Wednesday - Helicopter fundamentals and aerodynamics in the morning, flying over by Bragg Creek in the afternoon. REALLY hot day - I was dying while sitting in the sun doing startup and runup checks. For some reason I was really tense, nervous and stiff on the controls today. It showed. My headset got frequently, uh, loud ;) and I was overthinking everything. There was the odd good moment, and one *click* moment where I managed to actually coordinate all three controls during a transition from cruise to descent, but I finished the flight feeling kinda discouraged. During the debrief, Richard told me to talk. Verbalize what I see, what I want to do, and what I am doing. And Always. Look. Ahead. I was looking down, and while practising scanning side to side, I was moving the cyclic where I looked. Loud headset syndrome ensued :D

 

Thursday - Flight instruments. Glad I got some books back in February, as this helped me with today's ground school. Marc's ground school instruction is really helping put together what I read over the summer. Funny, lots of folks dread the ground stuff, but I love it.

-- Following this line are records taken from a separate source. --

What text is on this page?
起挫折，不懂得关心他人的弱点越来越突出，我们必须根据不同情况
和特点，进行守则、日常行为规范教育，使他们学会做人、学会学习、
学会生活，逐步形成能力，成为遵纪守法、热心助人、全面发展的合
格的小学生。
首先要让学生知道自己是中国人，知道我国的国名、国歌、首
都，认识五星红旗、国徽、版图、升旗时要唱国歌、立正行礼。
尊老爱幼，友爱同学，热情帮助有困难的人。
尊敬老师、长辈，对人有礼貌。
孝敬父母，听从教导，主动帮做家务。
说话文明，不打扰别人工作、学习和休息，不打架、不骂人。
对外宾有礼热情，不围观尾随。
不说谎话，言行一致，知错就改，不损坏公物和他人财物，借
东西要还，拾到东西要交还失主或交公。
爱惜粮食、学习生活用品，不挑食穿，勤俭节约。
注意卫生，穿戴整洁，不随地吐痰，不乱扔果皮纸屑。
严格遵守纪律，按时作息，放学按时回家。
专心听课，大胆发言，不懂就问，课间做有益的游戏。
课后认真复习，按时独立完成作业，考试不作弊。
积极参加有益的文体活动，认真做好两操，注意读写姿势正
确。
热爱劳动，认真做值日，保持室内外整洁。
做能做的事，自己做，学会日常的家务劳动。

Flight time. After Wednesday's flight, I was a bit worried, but after a lot of chair-flying at home, and many hours of internal monologue, I decided that I wasn't going to think, I was just going to fly the **** thing. A bit nervous to start, but I managed to ease up my cyclic death grip, look at the horizon, and breathe. Wow! Things worked for me today. I'm starting to figure out the horizon reference, even with the Rockies in the way :D. I really had fun today - we went looking for a bear that Richard saw earlier, and when we spotted him, he took control for a minute or two and I got to see what the R22 could do in the hands of an experienced pilot. Controls back to me, some more turns and a couple climbs and descents, then back to CYBW. An added bonus was the high overcast kept the solar radiation (and the thermals) down. Really smooth flying. A good day!

 

Richard's (obviously!) been doing the takeoffs and landings, but for the hover-taxiing, he's handed (er, feeted...) the pedals to me (ever seen an R22 do its impression of a happy dog? - wag wag wag wag). Today, he passed me the collective too, and it was like an excited Jack Russell - wag wag boing wag boing boing wag :D

 

Friday - Originally supposed to be flying all day, but a couple instructors were pulled away for other flying duties, so we each only got one flight instead of two.

 

In the morning I did some studying and lots of running around outside on the "ramp". Afternoon flight time - a bit bumpier than yesterday, a bit tenser on the controls. Turns, figure-eights, cimbs and descents, and at least one descending turn. Not a bad day, but I think I could've done better (funny, most other students said the same thing today). It was windy (out of the east, oddly enough), and on the way in, Richard was cleared for a crosswind landing onto the taxi-way 'cause there was "too much other stuff going on" on the active runway. Pretty cool coming in all crabbed into the wind. He gave me the pedals, and with lots of coaching (for sidewind, then tailwind taxiing), I managed to do OK - this time the dog was only mildly amused with little tail wags.

 

Mornings are classroom, afternoons are flying (so far). While we're waiting to fly in the afternoon, we can use our time however we want - study, nap, go home, whatever. I find studying tough in a classroom full of other people (each chatting about their lesson), so whenever I hear a helicopter land, I grab the gas key and go drag the hose out (and there are always helicopters landing :punk: This has been great, as I've learned HEAPS - not only advice from other instructors, but also from some experienced students who are there to finish up type ratings and whatnot. Invaluable little tips and tricks of "ground" work - fueling, moving helicopters around, washing bugs off the windscreen - all skills that will come in handy when I start work in the industry someday. Besides, it's fun! I can study at Bighorn, I can study at home, but there's no helicopters at home!!

 

So now, I'm going to have a big glass of scotch, then spend the weekend studying (and napping). Next week is CARS stuff, upper air autos, and *gulp* hover practise.

 

I'd love to hear about your first week of training!